Les frontières des TNET doivent être déterminées par les autorités fédérales, régionales et locales. La Loi fédérale sur les TNET définit clairement le rôle des membres et des organisations des communautés locales dans l’établissement de lois ou de réglementations additionnelles pour chaque TNET. Bien que les lois qui régissent l’utilisation des ressources d’un TNET doivent être d’accord avec les lois de la Fédération et des gouvernements régionaux, les normes concernant les TNET doivent être fondées sur les traditions des communautés autochtones qui les habitent. Les clauses semblent permettre la gestion communautaire des ressources ou leur cogestion avec les gouvernements régionaux, suivant les accords que l’on puisse passer avec ces gouvernements. Néanmoins, d’autres résidents, entreprises ou organisations peuvent utiliser également un TNET, pourvu que cette utilisation soit permise par les réglementations concernant le TNET en question. Les peuples autochtones ne sont pas propriétaires des terres et des eaux du TNET, mais ils en ont l’usufruit.
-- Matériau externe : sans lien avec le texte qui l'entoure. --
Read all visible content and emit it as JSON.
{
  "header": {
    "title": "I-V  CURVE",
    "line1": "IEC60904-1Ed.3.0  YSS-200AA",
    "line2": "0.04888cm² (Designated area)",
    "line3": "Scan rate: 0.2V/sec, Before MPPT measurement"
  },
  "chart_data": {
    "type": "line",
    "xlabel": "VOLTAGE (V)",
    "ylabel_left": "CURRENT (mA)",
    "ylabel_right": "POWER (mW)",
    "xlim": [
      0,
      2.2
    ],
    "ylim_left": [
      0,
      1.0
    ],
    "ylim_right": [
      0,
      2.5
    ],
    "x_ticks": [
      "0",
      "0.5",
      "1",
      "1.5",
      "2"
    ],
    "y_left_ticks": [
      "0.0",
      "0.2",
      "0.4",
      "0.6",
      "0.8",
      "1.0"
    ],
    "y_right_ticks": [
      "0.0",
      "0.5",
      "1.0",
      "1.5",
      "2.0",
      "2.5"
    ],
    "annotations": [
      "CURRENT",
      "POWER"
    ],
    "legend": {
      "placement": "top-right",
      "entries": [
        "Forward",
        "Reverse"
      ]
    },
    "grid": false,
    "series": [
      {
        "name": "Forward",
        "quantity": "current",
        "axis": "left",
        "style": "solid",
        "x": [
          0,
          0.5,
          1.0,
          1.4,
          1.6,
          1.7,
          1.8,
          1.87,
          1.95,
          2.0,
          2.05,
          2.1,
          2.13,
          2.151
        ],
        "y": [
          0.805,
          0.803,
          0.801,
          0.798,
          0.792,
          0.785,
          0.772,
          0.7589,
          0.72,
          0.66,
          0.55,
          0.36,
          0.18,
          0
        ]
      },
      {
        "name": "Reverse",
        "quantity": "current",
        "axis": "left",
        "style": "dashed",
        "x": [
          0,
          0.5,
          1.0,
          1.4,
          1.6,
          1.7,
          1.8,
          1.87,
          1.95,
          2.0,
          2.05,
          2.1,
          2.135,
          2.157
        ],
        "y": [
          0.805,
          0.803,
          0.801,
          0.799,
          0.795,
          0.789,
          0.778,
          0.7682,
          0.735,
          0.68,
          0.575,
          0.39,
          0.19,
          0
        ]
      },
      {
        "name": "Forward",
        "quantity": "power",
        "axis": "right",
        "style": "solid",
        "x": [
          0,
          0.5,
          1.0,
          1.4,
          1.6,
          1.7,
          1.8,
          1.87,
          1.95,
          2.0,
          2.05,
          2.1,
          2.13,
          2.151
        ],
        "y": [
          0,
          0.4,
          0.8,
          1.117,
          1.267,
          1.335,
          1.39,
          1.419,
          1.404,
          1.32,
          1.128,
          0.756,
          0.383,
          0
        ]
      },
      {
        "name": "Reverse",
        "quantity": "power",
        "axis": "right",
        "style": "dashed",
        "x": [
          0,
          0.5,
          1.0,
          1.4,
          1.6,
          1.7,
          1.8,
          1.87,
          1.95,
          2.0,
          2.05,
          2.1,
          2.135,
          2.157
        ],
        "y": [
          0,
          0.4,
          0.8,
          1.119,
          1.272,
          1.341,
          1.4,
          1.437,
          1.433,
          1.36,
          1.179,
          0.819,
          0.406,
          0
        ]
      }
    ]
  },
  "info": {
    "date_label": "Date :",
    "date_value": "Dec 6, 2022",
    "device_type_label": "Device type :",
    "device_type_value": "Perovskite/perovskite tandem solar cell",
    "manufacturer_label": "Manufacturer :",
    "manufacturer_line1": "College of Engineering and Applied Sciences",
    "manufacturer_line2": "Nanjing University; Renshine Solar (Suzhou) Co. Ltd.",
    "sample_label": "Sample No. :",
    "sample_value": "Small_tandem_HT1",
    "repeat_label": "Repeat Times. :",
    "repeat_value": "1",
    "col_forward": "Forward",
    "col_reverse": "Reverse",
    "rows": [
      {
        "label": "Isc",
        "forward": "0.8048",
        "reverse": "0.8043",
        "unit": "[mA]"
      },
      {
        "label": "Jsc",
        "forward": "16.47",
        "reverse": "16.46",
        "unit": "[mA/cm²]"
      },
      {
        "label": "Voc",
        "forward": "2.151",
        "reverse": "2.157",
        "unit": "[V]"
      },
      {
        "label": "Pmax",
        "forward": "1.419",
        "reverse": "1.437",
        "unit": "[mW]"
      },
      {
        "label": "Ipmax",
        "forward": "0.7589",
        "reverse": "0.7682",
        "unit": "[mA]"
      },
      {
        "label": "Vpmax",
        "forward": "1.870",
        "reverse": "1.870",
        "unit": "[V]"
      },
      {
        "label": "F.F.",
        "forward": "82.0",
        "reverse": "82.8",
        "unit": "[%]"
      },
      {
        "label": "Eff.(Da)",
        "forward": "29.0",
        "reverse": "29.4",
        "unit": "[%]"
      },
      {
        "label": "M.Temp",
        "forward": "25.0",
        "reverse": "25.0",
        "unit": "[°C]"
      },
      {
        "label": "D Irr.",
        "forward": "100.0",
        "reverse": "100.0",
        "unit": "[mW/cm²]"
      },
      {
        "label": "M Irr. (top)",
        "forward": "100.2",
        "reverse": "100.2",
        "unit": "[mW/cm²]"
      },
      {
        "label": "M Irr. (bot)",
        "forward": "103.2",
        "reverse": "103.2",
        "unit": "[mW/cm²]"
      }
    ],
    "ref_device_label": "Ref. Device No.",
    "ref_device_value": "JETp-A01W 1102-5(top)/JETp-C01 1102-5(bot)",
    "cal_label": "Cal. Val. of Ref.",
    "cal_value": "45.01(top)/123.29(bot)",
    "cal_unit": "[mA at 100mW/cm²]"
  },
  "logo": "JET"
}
L’application des TNET a été traitée différemment suivant les régions du pays. Par exemple, en 1992, des TNET ont été créés dans les régions d'Amur et de Khabarovsk, au profit des peuples autochtones Udege, Ulchi, Nanai et Orochi. Or, cette initiative n’a pas réussi à retirer à des entreprises forestières comme Terneiles ou Dallesprom leurs droits de locataires, de sorte que les droits d’utilisation des forêts des Udege, des Ulchi, des Nanai et des Orochi n’ont pas été respectés. Le déboisement a augmenté et les droits des peuples autochtones ont été violés.

Dans la région de Primorskii, des TNET ont été crées mais seulement sur le papier et non dans la pratique. Après les élections régionales, les nouvelles autorités ont décidé d’affecter ces territoires, peuplés surtout de forêts de chênes et de pins de Corée, à des activités d’extraction lucratives. Des cas semblables ont eu lieu en Sibérie occidentale. Il a été décidé de céder à des entreprises des territoires ancestraux situés dans les districts autonomes de Yamalo-Nenetskii et Khanty-Mansiiskii. Ces terres ancestrales, qui n’ont pas encore été entièrement démarquées, sont d’un grand intérêt pour les entreprises pétrolières ou gazières.

La législation russe ne reflète pas encore de façon suffisante le rôle que jouent les peuples autochtones dans la conservation d’une grande variété de forêts et de biodiversité. Ce rôle est mal défini, et il faudrait prendre un ensemble de nouvelles mesures pour améliorer la législation. Par exemple, il faudrait préparer un programme d’éducation publique concernant les TNET, et reconnaître la fonction des peuples autochtones dans la conservation des forêts. Il faudrait aussi des lois qui empêchent d’affecter à des activités minières ou à d’autres activités extractives les territoires où s’exerce une exploitation traditionnelle de la nature.

Les TNET devrait être inclus dans la Loi fédérale sur les “Zones naturelles spécialement protégées”. La Loi fédérale sur “l’expertise écologique” (l’équivalent en russe de l’Évaluation d’Impact Environnemental) devrait être complétée, en y ajoutant le besoin d’une expertise ethnologique dans les zones habitées par des minorités autochtones. Les demandes déjà présentées par les communautés autochtones pour que la mise en oeuvre des TNET soit revue démontrent qu’ils connaissent les objectifs de conservation de la biodiversité et qu’ils souhaitent collaborer dans le domaine de la protection de la nature dans les territoires où ils habitent traditionnellement et où ils effectuent leurs activités économiques.

Malheureusement, les TNET ne réalisent pas leurs possibilités d’allier la conservation des forêts à la protection du mode de vie traditionnel des peuples autochtones. Si la Russie appliquait mieux la théorie du TNET dans la pratique, elle donnerait à d’autres pays un bon exemple sur la protection de la biodiversité naturelle et de la culture traditionnelle des peuples autochtones.